As existing options failed to meet the performance demands, Discord’s engineers decided to delve into the realm of custom data structure design. They conceived the idea of chaining multiple small ordsets together to quickly access the correct ordset when needed. This concept resembled a Skip List, which served as the inspiration for their implementation. The initial incarnation of the new data structure, dubbed OrderedSet, involved a wrapper around a list of Cells. Each Cell contained a small ordset along with the first and last items and a count. Leveraging compile-time guards, the OrderedSet achieved favorable performance in worst-case scenarios, significantly outperforming raw ordsets and naive List implementations.
Although the initial implementation improved performance, it introduced a new worst-case scenario when inserting at the beginning of the list. To overcome this challenge, Discord’s engineers developed a more sophisticated approach. They allowed Cells to dynamically swell and split, inserting new Cells in the middle of the list. While slightly more expensive, this approach improved worst-case performance, as it required a Cell Split instead of numerous Cell operations.

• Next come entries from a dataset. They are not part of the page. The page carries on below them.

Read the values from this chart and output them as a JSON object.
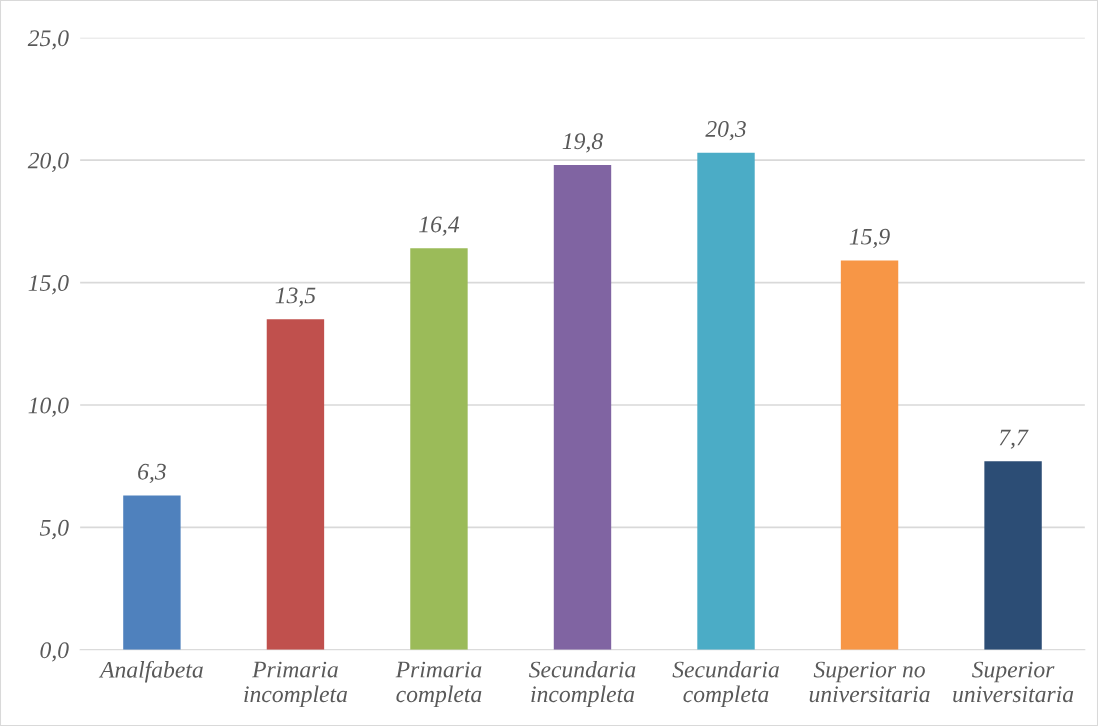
{
  "chart_data": {
    "type": "bar",
    "categories": [
      "Analfabeta",
      "Primaria\nincompleta",
      "Primaria\ncompleta",
      "Secundaria\nincompleta",
      "Secundaria\ncompleta",
      "Superior no\nuniversitaria",
      "Superior\nuniversitaria"
    ],
    "values": [
      6.3,
      13.5,
      16.4,
      19.8,
      20.3,
      15.9,
      7.7
    ],
    "value_labels": [
      "6,3",
      "13,5",
      "16,4",
      "19,8",
      "20,3",
      "15,9",
      "7,7"
    ],
    "colors": [
      "#4f81bd",
      "#c0504d",
      "#9bbb59",
      "#8064a2",
      "#4bacc6",
      "#f79646",
      "#2c4d75"
    ],
    "ylim": [
      0,
      25
    ],
    "yticks": [
      {
        "value": 0,
        "label": "0,0"
      },
      {
        "value": 5,
        "label": "5,0"
      },
      {
        "value": 10,
        "label": "10,0"
      },
      {
        "value": 15,
        "label": "15,0"
      },
      {
        "value": 20,
        "label": "20,0"
      },
      {
        "value": 25,
        "label": "25,0"
      }
    ],
    "grid": "y",
    "legend": false
  }
}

Despite reaching impressive performance levels with Elixir, Discord sought to push the boundaries further. They turned to Rust, a systems programming language known for its zero-cost abstractions and mutable data structures. By leveraging Rust’s capabilities through NIFs (Native Implemented Functions), they aimed to achieve even greater performance gains.

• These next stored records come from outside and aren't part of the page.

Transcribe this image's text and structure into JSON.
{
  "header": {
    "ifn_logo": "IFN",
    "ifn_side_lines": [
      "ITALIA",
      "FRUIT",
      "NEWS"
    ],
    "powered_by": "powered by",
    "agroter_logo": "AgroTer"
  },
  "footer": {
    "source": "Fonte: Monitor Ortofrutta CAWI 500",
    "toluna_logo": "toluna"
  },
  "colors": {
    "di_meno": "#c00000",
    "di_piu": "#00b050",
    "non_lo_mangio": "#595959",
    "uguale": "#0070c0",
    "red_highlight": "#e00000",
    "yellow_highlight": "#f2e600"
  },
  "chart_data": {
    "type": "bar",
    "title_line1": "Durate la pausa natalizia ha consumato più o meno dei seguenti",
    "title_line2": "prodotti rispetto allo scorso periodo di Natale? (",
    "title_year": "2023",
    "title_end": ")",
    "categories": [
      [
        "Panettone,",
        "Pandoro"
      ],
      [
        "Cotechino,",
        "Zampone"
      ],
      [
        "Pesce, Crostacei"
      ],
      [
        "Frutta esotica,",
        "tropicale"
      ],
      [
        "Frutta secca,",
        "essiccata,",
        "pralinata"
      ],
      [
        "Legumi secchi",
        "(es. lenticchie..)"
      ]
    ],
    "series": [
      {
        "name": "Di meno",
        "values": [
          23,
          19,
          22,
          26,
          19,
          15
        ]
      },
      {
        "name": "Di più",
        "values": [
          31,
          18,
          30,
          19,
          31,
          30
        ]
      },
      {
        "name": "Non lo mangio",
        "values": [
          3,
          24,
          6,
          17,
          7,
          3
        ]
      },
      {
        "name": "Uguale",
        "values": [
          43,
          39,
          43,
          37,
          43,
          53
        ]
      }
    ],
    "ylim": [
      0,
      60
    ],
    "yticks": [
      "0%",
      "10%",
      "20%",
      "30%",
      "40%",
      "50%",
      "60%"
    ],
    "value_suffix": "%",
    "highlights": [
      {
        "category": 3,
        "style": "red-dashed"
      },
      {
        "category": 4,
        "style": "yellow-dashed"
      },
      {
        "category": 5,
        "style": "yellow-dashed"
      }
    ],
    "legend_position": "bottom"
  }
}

Discord’s core services were primarily built in Elixir, making it essential to integrate Rust seamlessly into their existing Elixir-based infrastructure. Thanks to a remarkable Elixir project called Rustler, which facilitates safe and efficient Elixir-Rust interactions, Discord could create a well-behaved NIF. Rustler’s guarantees ensured that Rust would not crash the BEAM VM or leak memory.
The initial benchmarks of the Rust-backed SortedSet yielded extremely promising results. Adding an item to the set ranged from 0.4𝜇s to 2.85𝜇s, outperforming the previous OrderedSet implementation by a considerable margin. Discord expanded the benchmarking to include a wider range of Erlang Terms and functionality required for the Member List. The results were remarkable, with SortedSet demonstrating fast insertions across various set sizes, even with a million items.
Thanks to the introduction of SortedSet, Discord witnessed significant performance improvements across all guilds on their platform, without any adverse effects on memory usage. The collaboration between Rust and Elixir proved that they could coexist effectively, with Elixir handling real-time communication logic and Rust providing exceptional performance when required.
Discord’s journey to optimize their Member List led to the development of SortedSet, a high-performance data structure combining the power of Rust and Elixir. By exploring various options and pushing the boundaries of data structure design, Discord achieved their goal of efficiently managing large sorted sets with fast mutation operations. With SortedSet as an open-source library, the Discord team has contributed a valuable resource to the wider software development community, demonstrating the possibilities when combining different programming languages and leveraging their unique strengths.